For the third consecutive month real average weekly earnings fell year-over-year. In March, at least, with the CPI starting its downward leg the decline was by the smallest amount; essentially flat but fractionally less than zero. It was the first time real wages have fallen three in a row since early 2012. The six-month average is just about zero, too, unsurprisingly also the lowest since mid-2012.

Despite the unemployment rate falling well-below 5%, there isn’t the first sign of wage acceleration in nominal terms. That has left real wages to the whims of oil prices, first as their biggest boost in years as oil prices, like early 2009, collapsed and now on the wrong end of them as they partially rebound. The overall negative effects aren’t so much the decline in real terms as the unstable and highly volatile nature of it all that never really gets better.

In early 2014, right at the start of her tenure, Janet Yellen claimed that nominal wage growth of 3% to 4% “would be normal.” The official and academic literature of the time also concluded that a 5% unemployment rate reflected full employment. Earlier this month, Yellen confirmed as much for the first time at the University of Michigan’s Ford School (fiasco), saying:

With an unemployment rate that stands at 4.5 percent, that’s even a little bit below what most of my colleagues and I would take as a marker of where full employment is.

She then added for good measure, “I’d say we’re doing pretty well.” So where are the wages? If the unemployment rate is an accurate depiction and it is significantly (not a bit) less than the full employment mark, nominal wages should be accelerating quickly and more so all the time. The base effects of oil prices should not be a matter for any consideration but a small footnote on economic completion.

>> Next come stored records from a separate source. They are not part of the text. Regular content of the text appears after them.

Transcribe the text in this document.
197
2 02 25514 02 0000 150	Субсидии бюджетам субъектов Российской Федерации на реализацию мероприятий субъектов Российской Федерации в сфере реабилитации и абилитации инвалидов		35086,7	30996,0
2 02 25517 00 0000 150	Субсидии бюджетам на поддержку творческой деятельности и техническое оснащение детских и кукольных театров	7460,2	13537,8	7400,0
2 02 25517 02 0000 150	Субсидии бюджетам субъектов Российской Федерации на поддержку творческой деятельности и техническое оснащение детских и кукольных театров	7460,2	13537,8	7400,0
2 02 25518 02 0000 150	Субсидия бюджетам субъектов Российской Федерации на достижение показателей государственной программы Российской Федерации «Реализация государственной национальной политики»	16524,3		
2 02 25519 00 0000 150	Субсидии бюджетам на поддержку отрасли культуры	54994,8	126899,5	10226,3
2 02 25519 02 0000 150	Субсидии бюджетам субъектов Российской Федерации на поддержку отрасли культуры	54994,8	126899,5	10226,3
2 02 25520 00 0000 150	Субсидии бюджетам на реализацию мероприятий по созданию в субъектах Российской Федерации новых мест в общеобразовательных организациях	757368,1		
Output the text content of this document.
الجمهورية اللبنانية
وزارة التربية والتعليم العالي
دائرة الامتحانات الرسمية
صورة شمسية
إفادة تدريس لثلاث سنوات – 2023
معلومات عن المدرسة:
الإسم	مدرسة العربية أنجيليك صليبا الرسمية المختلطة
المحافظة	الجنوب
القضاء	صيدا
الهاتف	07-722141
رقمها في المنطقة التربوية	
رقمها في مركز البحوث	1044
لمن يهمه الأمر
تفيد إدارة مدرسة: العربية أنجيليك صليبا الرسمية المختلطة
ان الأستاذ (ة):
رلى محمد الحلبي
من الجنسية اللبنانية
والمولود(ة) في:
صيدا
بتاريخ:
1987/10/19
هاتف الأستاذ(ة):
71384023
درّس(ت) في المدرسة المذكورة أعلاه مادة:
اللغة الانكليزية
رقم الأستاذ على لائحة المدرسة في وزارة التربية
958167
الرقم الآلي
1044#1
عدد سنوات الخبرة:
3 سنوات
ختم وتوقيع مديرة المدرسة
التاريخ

Yellen may refuse to admit it, but “something” is not only missing but has to be missing. From her comments she is either being disingenuous or she has bought into R*, either option leads nowhere good. If it’s the latter, and I’m sure it is, then the once-perpetually optimistic Federal Reserve has joined the club of doom and gloom. The only difference is that the current thinking on R* places the gloom at someone else’s doorstep (yours).